My mother is the one that deserves the credit for this analogy. While on the phone with her one evening, she remarked that while she knew that the type of books I enjoyed reading were Jane Austen, I often found myself writing for an audience that preferred living like John Wayne or Zane Grey. How very true, mum, how very true. I write about nasty bacterial infections and equine care and cattle, but I read Jane Austen and Edith Wharton and lovelovelove A Room with a View. Like Elizabeth Bennet, I’m more often than not found with a book nearby, but with a dog under my hiking-boot-clad foot. I am nothing if not an enigma wrapped in a conundrum on stage as a pun.

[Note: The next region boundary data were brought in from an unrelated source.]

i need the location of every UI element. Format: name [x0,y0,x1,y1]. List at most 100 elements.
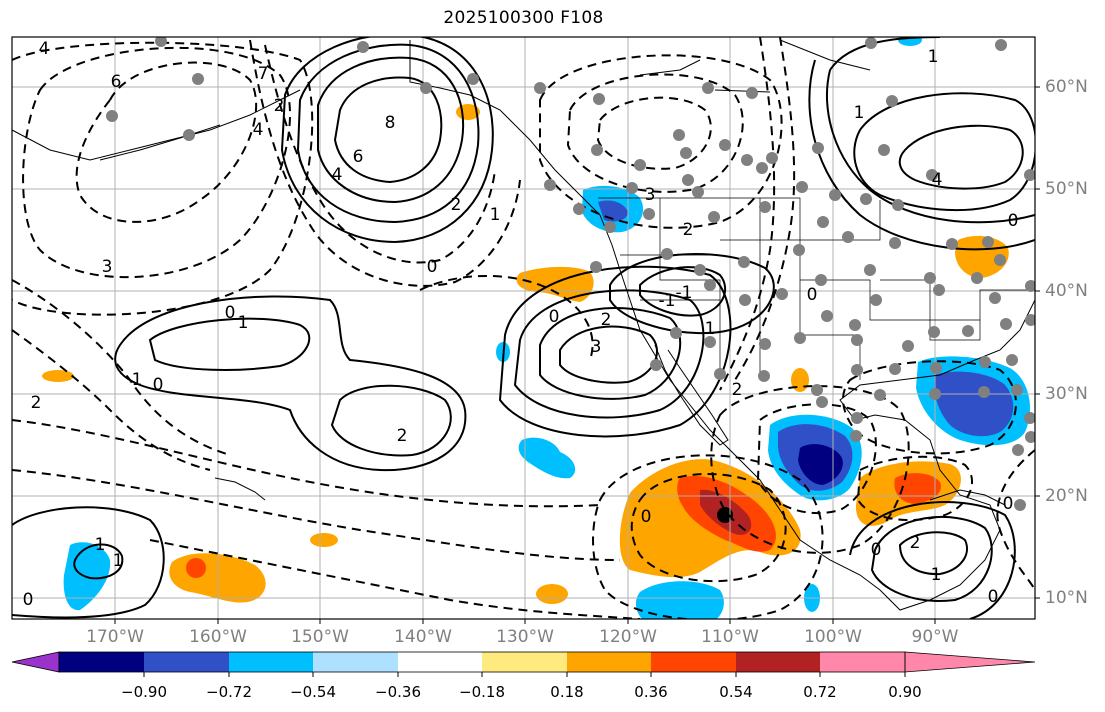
shade-small-7 [898,37,922,46]
lat-label: 50°N [1045,179,1088,199]
colorbar-bin [59,652,144,672]
colorbar-bin [482,652,567,672]
contour-w-low-2 [12,506,165,619]
coast-alaska [12,89,301,161]
contour-label: 1 [238,313,249,333]
contour-west-dash-2 [12,279,231,456]
colorbar-bin [398,652,482,672]
contour-alaska-high-1 [333,76,443,184]
contour-label: 2 [910,533,921,553]
colorbar-tick: 0.72 [803,683,837,701]
shade-sw-pac-red [186,558,206,578]
colorbar-bin [313,652,398,672]
contour-mid-dash [419,274,594,361]
contour-label: 0 [23,590,34,610]
shade-baja-core [717,507,733,523]
colorbar-tick: −0.18 [459,683,505,701]
contour-label: 6 [353,147,364,167]
contour-ne-high-4 [808,59,1035,251]
contour-alaska-high-4 [280,37,494,244]
colorbar-bin [736,652,820,672]
contour-label: 0 [549,307,560,327]
contour-label: 2 [732,380,743,400]
contour-label: 0 [1003,494,1014,514]
colorbar-tick: 0.18 [550,683,584,701]
colorbar-bin [229,652,313,672]
contour-label: 3 [645,185,656,205]
contour-bc-low-3 [539,54,783,229]
colorbar-bin [820,652,905,672]
contour-label: 4 [332,165,343,185]
contour-subtrop-high-1 [148,317,311,371]
shade-greatlakes-orange [955,235,1009,278]
contour-subtrop-high-2 [330,384,452,457]
contour-pacific-trough-2 [249,39,521,287]
contour-label: 4 [932,170,943,190]
contour-bc-low-2 [566,73,744,193]
axis-ticks [114,86,1040,624]
coast-aleutians [99,124,221,161]
contour-sw-low-1 [559,325,658,384]
contour-cam-1 [898,531,968,576]
contour-label-group: 4 6 7 4 2 3 2 1 8 6 4 2 0 3 2 1 1 0 2 1 … [23,39,1019,610]
shade-small-2 [310,533,338,547]
contour-label: 6 [111,72,122,92]
shade-small-4 [791,368,809,392]
lon-label: 170°W [86,627,144,647]
contour-mexico-1 [756,403,877,515]
coast-north-america [409,40,1035,611]
colorbar-extend-low [11,651,60,673]
shade-small-3 [536,584,568,604]
lat-label: 10°N [1045,588,1088,608]
colorbar-extend-high [904,651,1036,673]
contour-label: 1 [113,551,124,571]
contour-label: 1 [854,103,865,123]
contour-label: 2 [451,195,462,215]
contour-se-1 [842,360,1017,455]
lat-label: 60°N [1045,77,1088,97]
colorbar-tick: −0.72 [206,683,252,701]
contour-baja-2 [592,454,824,619]
contour-label: -1 [659,291,676,311]
coast-hudson [639,39,871,93]
contour-label: 2 [31,393,42,413]
contour-label: 2 [683,220,694,240]
contour-label: 4 [253,120,264,140]
contour-w-low-1 [73,543,124,580]
contour-label: 2 [397,426,408,446]
colorbar-bin [651,652,736,672]
plot-frame [11,36,1036,620]
contour-trop-2 [12,469,621,561]
contour-label: 0 [153,375,164,395]
contour-alaska-high-3 [296,43,480,224]
shade-southeast-medblue [934,371,1014,437]
colorbar-bin [144,652,229,672]
contour-pacific-trough-1 [264,44,496,264]
map-plot-area: 4 6 7 4 2 3 2 1 8 6 4 2 0 3 2 1 1 0 2 1 … [12,37,1035,619]
contour-label: 1 [490,205,501,225]
contour-bc-low-1 [596,96,712,170]
contour-label: 4 [39,39,50,59]
contour-mid-high [639,266,727,317]
coast-caribbean [929,489,1006,506]
contour-bering-low-1 [75,61,258,223]
contour-bering-low-2 [22,46,291,279]
shade-hawaii-blue [518,437,576,479]
contour-east-dash [996,449,1035,591]
coast-baja [654,344,729,446]
contour-baja-1 [630,473,787,583]
colorbar-tick: −0.54 [290,683,336,701]
colorbar [11,651,1036,677]
contour-sw-low-4 [498,265,732,438]
contour-label: 1 [931,565,942,585]
contour-label: 2 [274,96,285,116]
contour-label: -1 [676,283,693,303]
contour-sw-low-3 [513,289,705,419]
contour-alaska-high-2 [317,56,465,204]
colorbar-tick: −0.90 [121,683,167,701]
contour-ne-high-2 [853,92,1035,212]
colorbar-tick: 0.36 [634,683,668,701]
contour-label: 7 [258,64,269,84]
contour-sw-low-2 [539,307,682,400]
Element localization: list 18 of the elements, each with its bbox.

Fast forward to this past Sunday, when Joel and I were making a very targeted run at Costco before returning home after a friend’s wedding in Houston. I needed some ground bison, tortillas, and some produce. I swore to deny myself the glories of the cheese aisle, but we really should look at those lovely roses just before the checkout lanes.
“Do you want to go down the book aisle?” Joel ever-so-thoughtfully asked.
“No,” I said, and then hooked a sharp right to peruse the stacks anyways. You never know what you might find. There was the latest in Diana Gabaldron’s Outlander series (already have it, need to get cracking on that to find out how Jamie and Claire are doing), some other books I’d already read, and several that I passed over. I know that I am something of a literary snob. Except when I am desperate, and then the very worst bodice rippers will work just fine.
And then I saw them, the brightly colored jewels of leather-bound classics. I first saw these editions in the Austin airport on a Friday evening. I was headed up to Montana and had forgotten to pack a book (so unlike me, I know). I hit the airport’s BookPeople store and despite owning a tattered copy of Sense and Sensibility, I bought it again. I couldn’t resist that beckoning turquoise cover and the insightful engraving. I was already more than familiar with the story of the Dashwood sisters, of the dashing Willoughby, of constant Edward, of admirable Colonel Brandon. I clutched that soft, velvety book to my chest and spent a happy evening in seat 23A, revisiting them all again.
This is just a long way of saying that I found Pride and Prejudice housed in a delightful pink leather in the Costco stacks. And yes, I bought it, to my very great delight, which runneth over once we walked through our front door. Saturday’s mail had contained a card from my friend Mary, and it was Jane Austen herself!
A friend once remarked that good manners make good relationships, and she is so, so correct in that they do, be they learned from John Wayne or Emily Post herself. Good manners mandate that I close every gate that I open, that I bring dessert when invited to Sunday dinner, that I hold the door open for someone who needs a hand. While some may think that manners and fences can be binding, I find that they provide the path of least social resistance. They give me freedom and the suitable space in which to live my life. That is undoubtedly the root cause of why I read eighteenth- and nineteenth century stories of life and courtship and social conventions. Well, that and the fact that I love a good story.
I must confess that I’ll be stalking the Costco racks a bit more frequently, looking for Emma, for Persuasion, for Mansfield Park, and–dare I hope–for Little Women. While good fences make good neighbors, I undoubtedly need to brush up on my own manners.